Will de Lautour accepted a lower tender for his Wairoa farm to avoid selling it to forestry companies Photo: RNZ / Kate Newton

There were four offers to buy the 1400ha sheep and beef farm; only one of them from another farmer. "The forestry offers, one in particular was considerably higher, and [another] one rapidly matched that one when he realised that he wasn't the highest." How much? De Lautour is still embarrassed to talk about the numbers - though he says it'll all come out eventually - but the top forestry offer - from a foreign-based investor - was 50 percent more than the farming one. "That was without even negotiating."

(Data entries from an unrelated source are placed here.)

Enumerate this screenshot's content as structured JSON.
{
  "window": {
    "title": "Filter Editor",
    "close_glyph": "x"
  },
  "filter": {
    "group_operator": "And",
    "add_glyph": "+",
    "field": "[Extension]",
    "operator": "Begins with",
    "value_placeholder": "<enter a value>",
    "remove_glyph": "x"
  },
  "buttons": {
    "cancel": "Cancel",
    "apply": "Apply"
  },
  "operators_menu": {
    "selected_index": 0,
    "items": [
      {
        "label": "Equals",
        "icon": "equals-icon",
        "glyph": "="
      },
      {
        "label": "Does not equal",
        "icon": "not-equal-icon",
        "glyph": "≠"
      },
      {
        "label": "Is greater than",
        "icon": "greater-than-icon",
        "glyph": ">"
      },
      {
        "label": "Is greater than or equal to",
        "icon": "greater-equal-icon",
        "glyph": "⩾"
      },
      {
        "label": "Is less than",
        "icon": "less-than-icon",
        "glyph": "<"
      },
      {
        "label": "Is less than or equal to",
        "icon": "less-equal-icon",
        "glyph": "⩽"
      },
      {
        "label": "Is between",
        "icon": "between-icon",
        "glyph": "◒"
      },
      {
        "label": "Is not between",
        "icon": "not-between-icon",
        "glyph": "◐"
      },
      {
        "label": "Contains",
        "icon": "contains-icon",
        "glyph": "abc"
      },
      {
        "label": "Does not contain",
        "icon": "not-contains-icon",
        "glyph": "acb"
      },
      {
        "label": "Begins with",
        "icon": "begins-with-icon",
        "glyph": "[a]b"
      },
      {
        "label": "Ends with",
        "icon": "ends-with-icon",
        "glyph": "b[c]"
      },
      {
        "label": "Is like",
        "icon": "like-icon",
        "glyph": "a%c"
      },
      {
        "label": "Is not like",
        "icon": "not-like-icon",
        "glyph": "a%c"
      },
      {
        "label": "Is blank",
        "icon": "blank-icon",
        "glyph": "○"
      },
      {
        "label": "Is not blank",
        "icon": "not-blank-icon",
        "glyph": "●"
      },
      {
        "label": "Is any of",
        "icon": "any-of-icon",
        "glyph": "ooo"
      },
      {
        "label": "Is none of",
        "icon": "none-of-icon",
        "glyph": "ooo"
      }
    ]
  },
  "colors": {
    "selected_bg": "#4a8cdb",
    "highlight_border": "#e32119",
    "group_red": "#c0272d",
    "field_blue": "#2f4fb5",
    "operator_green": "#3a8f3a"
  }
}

De Lautour's choice did not go down well. "I believe one party was very disappointed and couldn't quite believe [it]," he says. "He must have been able to make a fair assumption that he was a long way ahead of any farming offer, but didn't accept it very well that we weren't going to take that … Clearly, they're used to money winning."

De Lautour is "comfortable" with what he did, though. "I would never have been able to go back up that road, drive up that highway ... If I'd looked and seen that that farm was covered in trees it would have been impossible to bear."

Above all, he felt he owed it to the Wairoa community to keep the property in farming. "Everyone I spoke to was desperately worried that we would sell to trees. One farm doesn't kill a community - but they all add up."